What is Strata

Strata is a deterministic data format with canonical encoding.

It defines a single, unambiguous binary representation for structured data. If two systems encode the same logical value, they must produce identical bytes and identical hashes.

This is not a convenience feature. It is a correctness guarantee.

Strata is designed for systems where byte-level stability matters more than flexibility, and where differences in encoding are considered bugs, not acceptable variation.


Deterministic by design

Most data formats allow multiple valid encodings for the same value. Strata does not.

In Strata:

  • Every value has exactly one valid binary form

  • There are no equivalent encodings

  • There is no normalization step

  • There is no permissive decoding

If two encoders produce different bytes for the same value, at least one of them is wrong.
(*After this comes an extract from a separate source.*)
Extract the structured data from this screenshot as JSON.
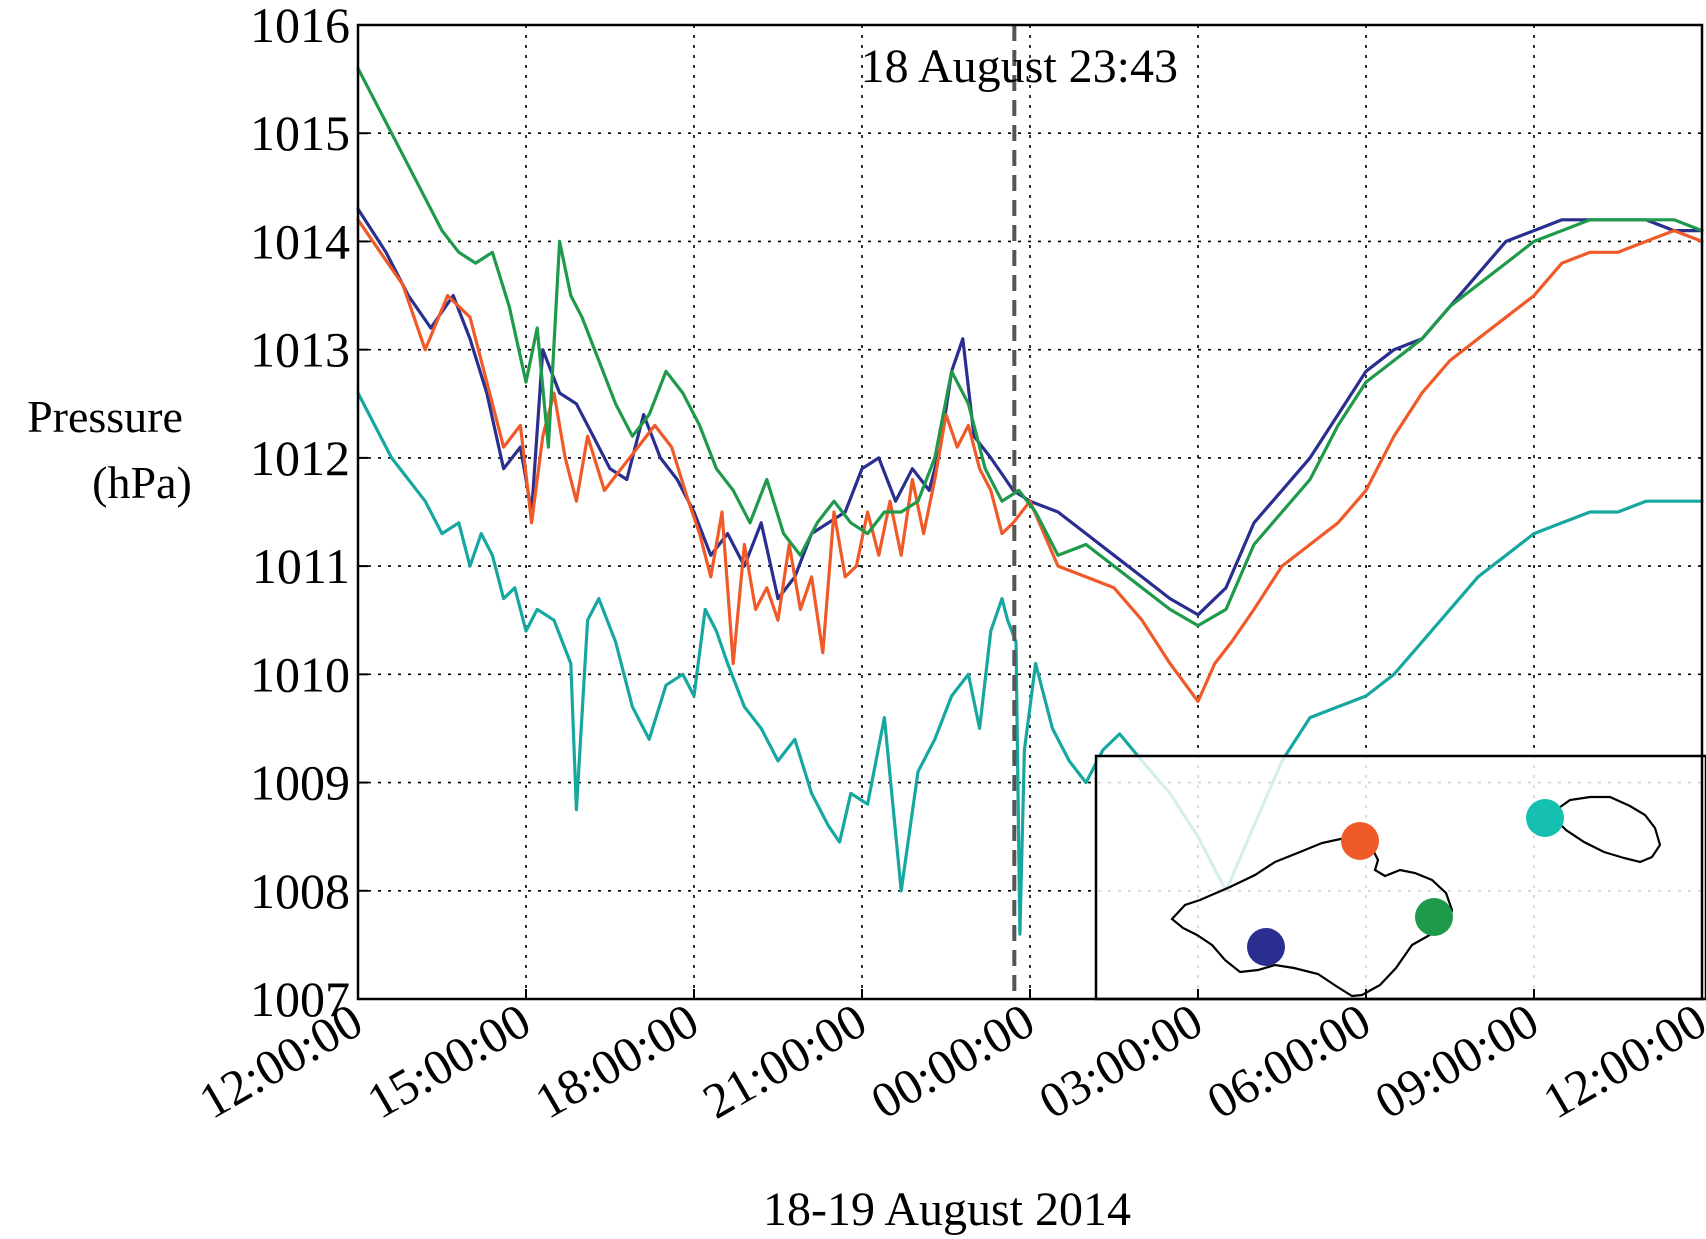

Determinism is enforced, not suggested.


Canonical encoding

Strata's canonical encoding rules define:

  • how values are represented in binary

  • how integers are encoded

  • how strings are encoded

  • how maps are ordered

  • what constitutes valid and invalid data

Canonical rules are frozen per version. Once finalized, they do not change.

This guarantees that data encoded today will produce the same bytes and hashes in the future, across all compliant implementations.


Binary core, textual authoring

Strata consists of two layers:

  • Strata Core Binary (.scb) The canonical binary format. This is the source of truth for hashing, storage, and transport.

  • Strata Text (.st) A human-readable authoring format that compiles into canonical .scb. .st is a convenience layer. .scb is the truth.

Only .scb participates in determinism guarantees.


What Strata is not

Strata is intentionally limited.

It is not:

  • a schema system

  • a self-describing format

  • a compression format

  • a streaming protocol

  • a cryptographic container

  • a general-purpose serialization framework

It does not support:

  • floating-point numbers

  • optional fields

  • default values

  • backward-compatible schema evolution

These constraints are deliberate. Flexibility in representation introduces ambiguity. Strata chooses precision over convenience.


When Strata makes sense

Strata is designed for systems where:

  • data is content-addressed or hashed

  • hashes must be stable across languages

  • byte-level equality matters

  • correctness depends on reproducibility

  • data may outlive any single implementation

If your system requires "mostly the same" bytes, Strata is not the right tool. If it requires exactly the same bytes, Strata exists for that purpose.


Summary

Strata is a deterministic data format with canonical encoding.

Same value -> same bytes -> same hash Always. Everywhere. Or it is a bug.